Winning Our Resource Future
This guest column was written by Firestone Mayor Chad Auer
America is on the brink of an energy revolution. Given the massive amounts of oil and gas reserves buried far below the surface we could, for the first time in generations, see America's dependence on foreign resources diminish significantly. In addition to providing a much needed market correction to the Middle East's stranglehold on fossil fuel, these new reserves have the potential to strengthen America's global position for decades.
Conservative estimates tell us that there are roughly 2.5 trillion barrels of oil in the world's oil shale deposits and 1.5 trillion of those barrels are in Colorado, Utah and Wyoming. Experts have determined that the United States has 21.8 billion barrels of proven crude oil reserves and trillions more cubic meters of natural gas.
If we sensibly develop the massive amounts of oil and gas reserves buried miles beneath Northern Colorado, the Centennial State stands to lead the way in America's pursuit of energy independence.
The key word, as usual, is IF.
Unfortunately, Colorado citizens are being subjected to a false dichotomy that does little more than further our cultural addiction to divisiveness. A select few want us to believe that either you accept every hysterical assertion of the greens and join the 'moratorium' fad or, you are a mind numbed supporter of the oil industry.
As we all know, extremists have launched an all out political and theatrical assault on the natural resource industry. Their campaign is complete with scare tactics, inflammatory rhetoric and politically correct propaganda. Their game plan is simple - arouse public unrest with a spectrum of allegations (inevitable earthquakes, contamination of drinking water, uncontrolled pollution etc...) and intimidate local officials into policies that undermine America's future. And that is not a joke.
Rather than drink the latest cool-aide served up by the far left and far right alike, let's do what Colorado does best - take an objective, data driven approach to the issues at hand and implement public policies that provide a sensible vision for our future.

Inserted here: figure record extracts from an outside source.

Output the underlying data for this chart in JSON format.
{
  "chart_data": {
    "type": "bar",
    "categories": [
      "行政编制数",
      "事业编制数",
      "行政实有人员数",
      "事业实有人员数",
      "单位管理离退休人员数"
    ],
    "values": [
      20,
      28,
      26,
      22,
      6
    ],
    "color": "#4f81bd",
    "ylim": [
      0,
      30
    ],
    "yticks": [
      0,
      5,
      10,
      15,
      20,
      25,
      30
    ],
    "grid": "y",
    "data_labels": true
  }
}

First, we need to ensure that the development of our oil and gas reserves is done in a safe and efficient fashion. As Governor Hickenlooper has mentioned time and time again, Colorado has the nation's toughest and most comprehensive regulations in the nation. Since 2008 when our regulations underwent a much needed upgrade, not a single incident of ground water contamination has occurred. In reality, the oil and gas industry is one of the most heavily regulated sectors of our economy.
Over the course of my service as Mayor and as the Chairman of the Weld County Planning Commission, local jurisdictions have effectively established appropriate safe guards and development conditions. The assertion that more involvement/regulation from the State and/or Federal government is another solution looking for a problem.
Additionally, Colorado would be well served to reconsider the formula for distribution of severance tax revenues. The Colorado Oil and Gas Association tells us that the oil and gas industry pays over 90 percent of these severance tax dollars, of which a portion is directly distributed to local Colorado communities. According to the Colorado Department of Local Affairs, northern Colorado cities and towns receive anywhere from $60,000 to $90,000 annually. I suggest that, in the spirit of fairness, when a community enacts a moratorium, there should also be a moratorium on their receipt of the corresponding tax revenues.
There is no doubt that Colorado has the potential to lead America toward energy independence. Level headed Coloradans know that the path forward requires us to navigate the risks, costs and opportunities of energy development with common sense and vision - not hyperbole, self righteous moratoriums and Hollywood rhetoric. America is counting on us to win our resource future and I am confident that once we leave the partisan talking points behind, we will deliver.